The few improvements we’ve seen so far are found in the version for the Model X
- Controls for opening/closing driver/passenger doors
- Controls for opening/closing falcon wing doors
- Visuals for the new doors
- A bioweapon defense mode control
- A cool overlay when an automatic door is open
What’s obviously missing
Some key features are still obviously missing from 7.0 for most people — basically everything related to self-driving has yet to come.
- Auto park
- Auto steer
- Automatic lane change
I’ve seen very few pictures and videos of these features across YouTube and various outlets. There’s a TMC forum thread which discusses the 7.0 release notes.
What we don’t know
There are a number of unanswered questions surround Tesla firmware 7.0.
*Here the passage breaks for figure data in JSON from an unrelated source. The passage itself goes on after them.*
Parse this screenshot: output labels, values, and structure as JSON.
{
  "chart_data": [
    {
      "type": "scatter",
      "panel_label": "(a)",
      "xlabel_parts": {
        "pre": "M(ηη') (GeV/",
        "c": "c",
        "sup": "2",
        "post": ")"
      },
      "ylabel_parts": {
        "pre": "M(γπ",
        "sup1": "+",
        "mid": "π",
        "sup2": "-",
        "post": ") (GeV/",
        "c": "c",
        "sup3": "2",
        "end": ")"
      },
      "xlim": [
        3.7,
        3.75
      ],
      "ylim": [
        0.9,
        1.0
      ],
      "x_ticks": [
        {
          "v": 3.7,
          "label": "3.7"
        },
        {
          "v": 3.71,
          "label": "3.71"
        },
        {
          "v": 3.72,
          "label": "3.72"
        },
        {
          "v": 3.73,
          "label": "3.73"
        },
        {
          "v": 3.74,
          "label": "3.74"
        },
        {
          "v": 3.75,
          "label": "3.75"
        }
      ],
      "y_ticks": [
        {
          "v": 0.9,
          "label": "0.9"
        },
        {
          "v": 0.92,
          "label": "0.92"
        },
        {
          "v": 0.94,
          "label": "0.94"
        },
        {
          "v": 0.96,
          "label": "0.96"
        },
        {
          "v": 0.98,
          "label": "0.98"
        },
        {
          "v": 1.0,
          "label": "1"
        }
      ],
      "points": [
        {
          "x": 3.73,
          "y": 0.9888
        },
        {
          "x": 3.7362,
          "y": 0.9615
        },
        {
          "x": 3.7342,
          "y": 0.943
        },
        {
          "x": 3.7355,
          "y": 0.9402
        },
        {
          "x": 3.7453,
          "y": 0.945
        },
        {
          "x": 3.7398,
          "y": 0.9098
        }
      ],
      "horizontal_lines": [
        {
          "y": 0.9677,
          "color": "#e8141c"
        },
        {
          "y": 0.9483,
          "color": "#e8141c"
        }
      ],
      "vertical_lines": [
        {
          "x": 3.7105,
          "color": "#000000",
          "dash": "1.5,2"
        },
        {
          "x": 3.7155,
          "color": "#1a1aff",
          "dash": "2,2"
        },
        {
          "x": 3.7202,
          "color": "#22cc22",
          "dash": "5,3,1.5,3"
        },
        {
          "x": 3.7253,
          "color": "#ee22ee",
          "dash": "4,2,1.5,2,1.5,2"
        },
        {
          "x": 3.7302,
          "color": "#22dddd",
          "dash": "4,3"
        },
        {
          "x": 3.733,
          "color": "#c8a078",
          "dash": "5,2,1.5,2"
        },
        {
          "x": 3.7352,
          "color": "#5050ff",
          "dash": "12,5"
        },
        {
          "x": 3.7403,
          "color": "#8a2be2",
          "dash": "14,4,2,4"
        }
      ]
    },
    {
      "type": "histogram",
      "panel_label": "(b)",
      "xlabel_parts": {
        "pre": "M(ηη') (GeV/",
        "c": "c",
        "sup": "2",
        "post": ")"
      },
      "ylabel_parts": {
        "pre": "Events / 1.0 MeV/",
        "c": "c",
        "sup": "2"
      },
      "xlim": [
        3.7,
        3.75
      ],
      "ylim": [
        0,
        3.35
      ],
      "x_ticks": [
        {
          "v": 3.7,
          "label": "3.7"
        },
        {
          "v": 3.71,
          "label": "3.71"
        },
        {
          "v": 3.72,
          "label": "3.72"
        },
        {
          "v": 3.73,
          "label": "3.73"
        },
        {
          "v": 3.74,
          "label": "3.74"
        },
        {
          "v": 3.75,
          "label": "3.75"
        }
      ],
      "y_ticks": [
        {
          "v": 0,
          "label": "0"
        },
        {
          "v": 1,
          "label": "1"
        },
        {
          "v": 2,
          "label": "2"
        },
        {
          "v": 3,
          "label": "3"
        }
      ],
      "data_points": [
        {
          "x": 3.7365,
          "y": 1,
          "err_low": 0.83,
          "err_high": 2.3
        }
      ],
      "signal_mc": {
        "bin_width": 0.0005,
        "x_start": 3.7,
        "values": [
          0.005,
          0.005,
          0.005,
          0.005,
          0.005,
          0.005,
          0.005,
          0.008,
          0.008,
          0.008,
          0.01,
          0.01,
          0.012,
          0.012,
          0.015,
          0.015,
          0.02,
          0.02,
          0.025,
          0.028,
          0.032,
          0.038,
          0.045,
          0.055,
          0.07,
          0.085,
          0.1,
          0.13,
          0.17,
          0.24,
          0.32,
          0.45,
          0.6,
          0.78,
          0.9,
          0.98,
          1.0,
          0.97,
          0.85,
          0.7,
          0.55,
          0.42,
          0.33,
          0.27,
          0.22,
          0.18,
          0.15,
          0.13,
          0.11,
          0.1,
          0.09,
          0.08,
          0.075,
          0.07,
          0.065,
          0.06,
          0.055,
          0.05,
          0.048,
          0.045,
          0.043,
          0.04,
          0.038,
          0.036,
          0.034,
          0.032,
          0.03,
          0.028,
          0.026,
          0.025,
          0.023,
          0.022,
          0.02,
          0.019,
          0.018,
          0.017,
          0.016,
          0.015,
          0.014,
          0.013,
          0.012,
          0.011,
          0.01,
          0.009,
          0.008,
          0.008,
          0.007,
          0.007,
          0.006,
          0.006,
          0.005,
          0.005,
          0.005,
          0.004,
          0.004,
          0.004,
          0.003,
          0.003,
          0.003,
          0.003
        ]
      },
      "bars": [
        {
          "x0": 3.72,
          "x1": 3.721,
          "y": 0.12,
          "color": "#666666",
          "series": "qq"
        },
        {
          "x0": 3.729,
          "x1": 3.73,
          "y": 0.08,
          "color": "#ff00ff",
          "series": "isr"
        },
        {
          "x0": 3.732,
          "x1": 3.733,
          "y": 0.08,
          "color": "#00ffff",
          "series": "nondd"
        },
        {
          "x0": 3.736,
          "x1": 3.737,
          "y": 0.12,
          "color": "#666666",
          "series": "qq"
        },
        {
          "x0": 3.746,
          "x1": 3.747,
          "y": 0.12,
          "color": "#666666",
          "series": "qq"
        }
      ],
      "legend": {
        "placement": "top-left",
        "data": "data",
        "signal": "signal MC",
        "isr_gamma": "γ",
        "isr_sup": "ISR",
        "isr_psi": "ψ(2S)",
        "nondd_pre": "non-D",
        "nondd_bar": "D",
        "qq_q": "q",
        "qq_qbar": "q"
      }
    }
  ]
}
- How is the set cruise control speed shown? (not cruise enabled but the speed I have it set to)
- How is limited regeneration shown? Is it only through the pop up energy widget?
- How is limited power (acceleration) shown? Is it only through the pop up energy widget?
- Do non-autopilot Model S’ get the same center display? It seems like a pretty big waste of space since there’s little to show in that real estate for cars that do not have the autopilot hardware.
- Will all cars be able to show the tire pressure readings or will the feature be limited to certain models that perhaps have updated sensors?
- Did any of the 17″ screen widgets receive improvements (Navigation, I’m talking about you)?
- Will there be different displays for autopilot vs non-autopilot cars? There’s been differences spotted between dashboard displays as seen in our first report of firmware 7.0 and a more recent video captured by a Model S beta-tester in Europe (enable closed-captioning in English).
We know that lucky Model X owners in North America are already out and about using version 7.0, but it appears to be a slightly different variation than what Model S owners will receive.
The beta auto-steering functions appear to be enabled for only a small number of people with 7.0. Any 7.0 caught in the wild is still considered a beta or pre-release version.
UPDATE: Elon Musk has since announced via Twitter that Version 7 will go to ‘wide release on Thursday’ (Oct 15, 2015)
I expect that we’ll start seeing a roll out of firmware 7.0 to Model S owners sometime in November, timed with the deliveries of Model X throughout North America. But as most people know, Tesla’s release dates are increasingly difficult to guess at.
I hope that beyond the interface changes, autopilot features will be included with the upcoming software release. I suspect there will be angry discourse among the Tesla social community if this feature is omitted.
I’m still not sure what I think about version 7.0 but in general I’m a fan of the flat and cleaned-up look.
A lot of information that I’ve gotten used to will no longer be on the dash display. My guess is that the overall dash display will be a lot less busy. There’s also going to be a lot of empty space reserved for displaying information that my pre-autopilot Model S isn’t capable of capturing. My hunch is that firmware 7.0 will be a bit of a disappointment for early Model S adopters that lack the autopilot hardware. On the other hand, Model S owners with autopilot will likely welcome the plethora of information that will be presented on the center display.